Unfortunately, the meaning of the final scene remains ambiguous (has a good person been pushed too far, or a bad person shown their true self?), and the effect is inconclusive rather than tantalising. Certainly it keeps you thinking about the movie, but this ending has the distinct feeling of being tacked on to a situation that nobody in the writing team knew quite how to resolve. Similarly, Nobody’s motives—the other central question of Windfall—are never really explored.
Despite that, for nearly all of its runtime, Windfall is an absorbing film, benefiting from sometimes surprising writing, a tight adherence to physical confines, and above all Plemons’s performance.
The CEO is a monster, aggrieved and arrogant (“everyone’s an idiot to you”, says Nobody). Physically he verges on the hideous, a giant baby crossed with Orson Welles, and even his stubble is somehow repulsive (contrasted with the honest-working-man beard of Nobody). It doesn’t matter in dramatic terms whether the CEO’s fortune truly has been made at the expense of ordinary people’s jobs, as Nobody argues, because Plemons—rapidly emerging as one of the best actors of his generation—gives him such a magnificent unpleasantness.
Collins and Segel are low-key by comparison, though that’s no bad thing and they don’t fail to convince. Omar Leyva as the fourth character shines in a smaller role, and a strong part is also played by the musical score from Danny Bensi and Saunder Jurriaans—which, while often tense, can just as often be whimsical, and it springs constant surprises with the instrumentation and rhythm.
Windfall hints at some ideas of our time that few movies have explored, like the star status of tech moguls (“deep down, I really wanted you to be good”, Nobody tells the CEO). Mostly, though, McDowell and his team appear content to put commentary in second place and focus instead on telling a tightly-plotted, efficiently-filmed, well-written story.
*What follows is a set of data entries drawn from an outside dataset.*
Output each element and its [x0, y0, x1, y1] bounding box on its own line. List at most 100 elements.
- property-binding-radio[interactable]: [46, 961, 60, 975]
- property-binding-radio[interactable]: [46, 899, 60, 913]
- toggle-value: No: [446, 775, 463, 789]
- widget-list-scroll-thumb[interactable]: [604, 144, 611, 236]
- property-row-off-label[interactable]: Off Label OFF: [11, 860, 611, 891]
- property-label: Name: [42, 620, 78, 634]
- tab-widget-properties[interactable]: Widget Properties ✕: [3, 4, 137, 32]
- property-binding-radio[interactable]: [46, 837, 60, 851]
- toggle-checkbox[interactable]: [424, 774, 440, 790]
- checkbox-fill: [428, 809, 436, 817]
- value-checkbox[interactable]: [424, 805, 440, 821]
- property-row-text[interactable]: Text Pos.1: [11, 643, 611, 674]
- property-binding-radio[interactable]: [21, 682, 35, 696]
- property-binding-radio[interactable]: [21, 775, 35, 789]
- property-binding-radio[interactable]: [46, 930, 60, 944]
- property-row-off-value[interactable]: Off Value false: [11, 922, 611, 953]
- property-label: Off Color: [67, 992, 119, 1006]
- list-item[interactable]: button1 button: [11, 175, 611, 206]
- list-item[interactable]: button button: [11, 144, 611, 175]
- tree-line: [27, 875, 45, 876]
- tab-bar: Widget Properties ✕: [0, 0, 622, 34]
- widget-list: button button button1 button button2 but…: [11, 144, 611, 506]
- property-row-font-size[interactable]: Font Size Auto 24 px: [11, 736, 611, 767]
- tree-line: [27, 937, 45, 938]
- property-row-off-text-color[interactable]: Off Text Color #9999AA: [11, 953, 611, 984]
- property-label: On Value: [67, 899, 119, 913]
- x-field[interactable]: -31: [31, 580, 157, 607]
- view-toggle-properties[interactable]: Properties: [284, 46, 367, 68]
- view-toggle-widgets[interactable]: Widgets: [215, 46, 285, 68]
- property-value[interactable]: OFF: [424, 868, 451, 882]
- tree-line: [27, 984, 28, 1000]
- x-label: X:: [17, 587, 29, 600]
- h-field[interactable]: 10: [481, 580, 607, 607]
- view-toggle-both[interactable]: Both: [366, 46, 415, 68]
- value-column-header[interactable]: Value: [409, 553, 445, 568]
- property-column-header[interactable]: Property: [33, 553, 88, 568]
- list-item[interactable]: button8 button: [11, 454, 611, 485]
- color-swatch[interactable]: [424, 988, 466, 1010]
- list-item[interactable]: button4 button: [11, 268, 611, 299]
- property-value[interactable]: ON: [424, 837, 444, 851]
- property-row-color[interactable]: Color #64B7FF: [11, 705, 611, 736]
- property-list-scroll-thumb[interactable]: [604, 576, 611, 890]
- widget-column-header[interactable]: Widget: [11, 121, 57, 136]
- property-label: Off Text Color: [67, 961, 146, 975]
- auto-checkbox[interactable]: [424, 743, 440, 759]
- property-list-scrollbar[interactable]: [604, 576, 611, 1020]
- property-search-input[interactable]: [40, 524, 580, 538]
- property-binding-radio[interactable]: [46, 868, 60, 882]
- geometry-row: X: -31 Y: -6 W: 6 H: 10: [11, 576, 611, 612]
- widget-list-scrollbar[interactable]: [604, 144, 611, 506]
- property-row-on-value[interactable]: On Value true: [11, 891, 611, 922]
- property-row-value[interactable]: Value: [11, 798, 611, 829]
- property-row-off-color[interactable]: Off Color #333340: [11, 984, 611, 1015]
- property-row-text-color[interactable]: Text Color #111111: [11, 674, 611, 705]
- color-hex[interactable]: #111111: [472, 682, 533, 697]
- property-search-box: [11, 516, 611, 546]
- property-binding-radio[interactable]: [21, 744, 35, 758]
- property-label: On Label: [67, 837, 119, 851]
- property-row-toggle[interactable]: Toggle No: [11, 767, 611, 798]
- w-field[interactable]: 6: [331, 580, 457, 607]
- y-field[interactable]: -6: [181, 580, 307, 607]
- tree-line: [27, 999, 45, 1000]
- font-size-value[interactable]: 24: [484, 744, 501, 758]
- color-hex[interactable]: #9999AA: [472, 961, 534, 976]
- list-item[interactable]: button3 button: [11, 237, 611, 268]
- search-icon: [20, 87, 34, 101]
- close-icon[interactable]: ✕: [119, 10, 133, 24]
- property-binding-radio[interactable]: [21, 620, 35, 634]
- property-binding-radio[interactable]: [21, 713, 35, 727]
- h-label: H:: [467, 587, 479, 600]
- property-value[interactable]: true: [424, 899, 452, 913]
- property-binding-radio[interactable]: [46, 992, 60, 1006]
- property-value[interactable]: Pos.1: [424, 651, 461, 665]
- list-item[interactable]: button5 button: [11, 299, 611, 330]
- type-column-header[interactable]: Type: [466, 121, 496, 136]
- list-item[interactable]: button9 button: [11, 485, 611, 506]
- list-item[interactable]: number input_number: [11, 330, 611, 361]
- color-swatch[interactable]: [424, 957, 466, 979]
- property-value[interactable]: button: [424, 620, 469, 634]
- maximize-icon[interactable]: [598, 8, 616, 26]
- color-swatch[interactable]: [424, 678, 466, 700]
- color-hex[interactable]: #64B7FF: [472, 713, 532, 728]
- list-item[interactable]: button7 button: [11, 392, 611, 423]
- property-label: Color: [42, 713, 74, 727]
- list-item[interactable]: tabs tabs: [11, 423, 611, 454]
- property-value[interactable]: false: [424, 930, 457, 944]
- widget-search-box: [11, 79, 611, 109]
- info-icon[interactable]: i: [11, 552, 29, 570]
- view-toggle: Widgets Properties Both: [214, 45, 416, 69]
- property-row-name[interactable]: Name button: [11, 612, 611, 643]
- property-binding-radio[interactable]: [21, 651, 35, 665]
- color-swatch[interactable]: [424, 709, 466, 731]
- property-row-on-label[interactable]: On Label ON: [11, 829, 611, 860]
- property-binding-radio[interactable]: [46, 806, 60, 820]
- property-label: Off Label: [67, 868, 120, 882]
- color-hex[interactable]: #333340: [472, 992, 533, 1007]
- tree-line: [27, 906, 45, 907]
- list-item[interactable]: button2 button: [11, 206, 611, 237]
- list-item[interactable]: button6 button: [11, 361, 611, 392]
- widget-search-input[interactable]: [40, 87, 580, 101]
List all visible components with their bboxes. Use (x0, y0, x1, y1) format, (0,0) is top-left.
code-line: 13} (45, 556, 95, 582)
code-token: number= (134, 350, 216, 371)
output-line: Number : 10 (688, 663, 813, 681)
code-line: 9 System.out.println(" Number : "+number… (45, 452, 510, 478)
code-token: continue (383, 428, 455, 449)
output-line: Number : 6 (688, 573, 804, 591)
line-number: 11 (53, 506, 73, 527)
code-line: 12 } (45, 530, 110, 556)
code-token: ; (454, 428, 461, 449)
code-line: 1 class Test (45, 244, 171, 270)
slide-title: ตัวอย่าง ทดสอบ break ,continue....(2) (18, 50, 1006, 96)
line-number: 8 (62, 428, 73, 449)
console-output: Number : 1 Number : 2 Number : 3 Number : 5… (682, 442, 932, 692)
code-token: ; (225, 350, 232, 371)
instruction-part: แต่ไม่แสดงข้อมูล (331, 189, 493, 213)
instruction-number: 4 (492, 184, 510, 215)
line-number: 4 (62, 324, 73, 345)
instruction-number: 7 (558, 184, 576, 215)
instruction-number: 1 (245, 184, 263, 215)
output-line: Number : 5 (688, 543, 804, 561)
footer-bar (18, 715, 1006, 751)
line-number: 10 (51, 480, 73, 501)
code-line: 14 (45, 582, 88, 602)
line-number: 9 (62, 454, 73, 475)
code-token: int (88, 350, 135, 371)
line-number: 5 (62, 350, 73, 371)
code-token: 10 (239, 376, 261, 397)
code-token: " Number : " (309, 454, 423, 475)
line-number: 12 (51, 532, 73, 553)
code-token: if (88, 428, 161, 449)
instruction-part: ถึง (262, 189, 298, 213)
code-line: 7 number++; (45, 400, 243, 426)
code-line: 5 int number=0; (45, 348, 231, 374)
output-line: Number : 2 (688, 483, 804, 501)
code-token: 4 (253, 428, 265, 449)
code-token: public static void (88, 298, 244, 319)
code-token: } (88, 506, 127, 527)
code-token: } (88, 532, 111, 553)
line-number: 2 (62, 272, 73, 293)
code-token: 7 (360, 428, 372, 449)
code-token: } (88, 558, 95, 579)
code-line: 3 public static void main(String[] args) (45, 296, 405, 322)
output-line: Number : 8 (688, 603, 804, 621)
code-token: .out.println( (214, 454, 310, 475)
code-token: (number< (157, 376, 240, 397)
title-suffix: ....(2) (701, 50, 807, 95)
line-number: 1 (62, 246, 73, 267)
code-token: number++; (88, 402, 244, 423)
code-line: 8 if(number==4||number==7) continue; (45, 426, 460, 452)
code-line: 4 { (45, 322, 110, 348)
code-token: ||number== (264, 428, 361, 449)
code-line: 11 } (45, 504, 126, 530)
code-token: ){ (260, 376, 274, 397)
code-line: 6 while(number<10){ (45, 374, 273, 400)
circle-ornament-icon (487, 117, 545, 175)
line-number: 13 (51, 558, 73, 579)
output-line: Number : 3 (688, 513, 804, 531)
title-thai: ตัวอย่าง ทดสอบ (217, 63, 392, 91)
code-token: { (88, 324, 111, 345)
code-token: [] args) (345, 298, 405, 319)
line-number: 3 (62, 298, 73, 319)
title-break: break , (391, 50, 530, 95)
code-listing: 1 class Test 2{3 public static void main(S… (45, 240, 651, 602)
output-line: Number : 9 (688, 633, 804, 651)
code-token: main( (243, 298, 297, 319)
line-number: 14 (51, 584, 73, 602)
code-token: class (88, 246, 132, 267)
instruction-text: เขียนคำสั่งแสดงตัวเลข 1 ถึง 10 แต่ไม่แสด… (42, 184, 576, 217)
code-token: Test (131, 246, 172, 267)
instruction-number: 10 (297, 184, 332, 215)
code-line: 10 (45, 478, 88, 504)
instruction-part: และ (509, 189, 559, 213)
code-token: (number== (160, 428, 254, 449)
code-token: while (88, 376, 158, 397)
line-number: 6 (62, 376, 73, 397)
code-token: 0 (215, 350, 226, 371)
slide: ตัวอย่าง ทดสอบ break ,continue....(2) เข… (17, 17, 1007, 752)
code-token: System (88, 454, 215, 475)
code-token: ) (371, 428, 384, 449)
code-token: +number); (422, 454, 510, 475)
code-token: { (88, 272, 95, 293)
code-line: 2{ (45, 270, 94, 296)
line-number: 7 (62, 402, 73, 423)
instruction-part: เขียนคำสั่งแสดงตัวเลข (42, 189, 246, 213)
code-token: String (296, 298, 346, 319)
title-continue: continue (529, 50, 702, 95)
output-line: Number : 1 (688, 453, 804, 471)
In this Windfall clearly benefits from committed filmmaking, as actor Segel contributed to the screenplay and many of the key personnel (Segel, Plemons, screenwriter Justin Lader, the composers) are reuniting with Charlie McDowell after collaborating on his movie The Discovery (2017)
There’s nothing about most of it that doesn’t work, and much about it (from the photography to the performances) works very well. So it’s a pity about the ending, the one place where Windfall does overtly seem to aspire to delivering a lesson or a revelation, but only delivers a kind of bafflement.
USA | 2022 | 92 MINUTES | 2.39:1 | COLOUR | ENGLISH
director: Charlie McDowell.
writers: Charlie McDowell, Jason Segel, Justin Lader & Andrew Kevin Walker.
starring: Jason Segel, Lily Collins, Jesse Plemons & Omar Leyva.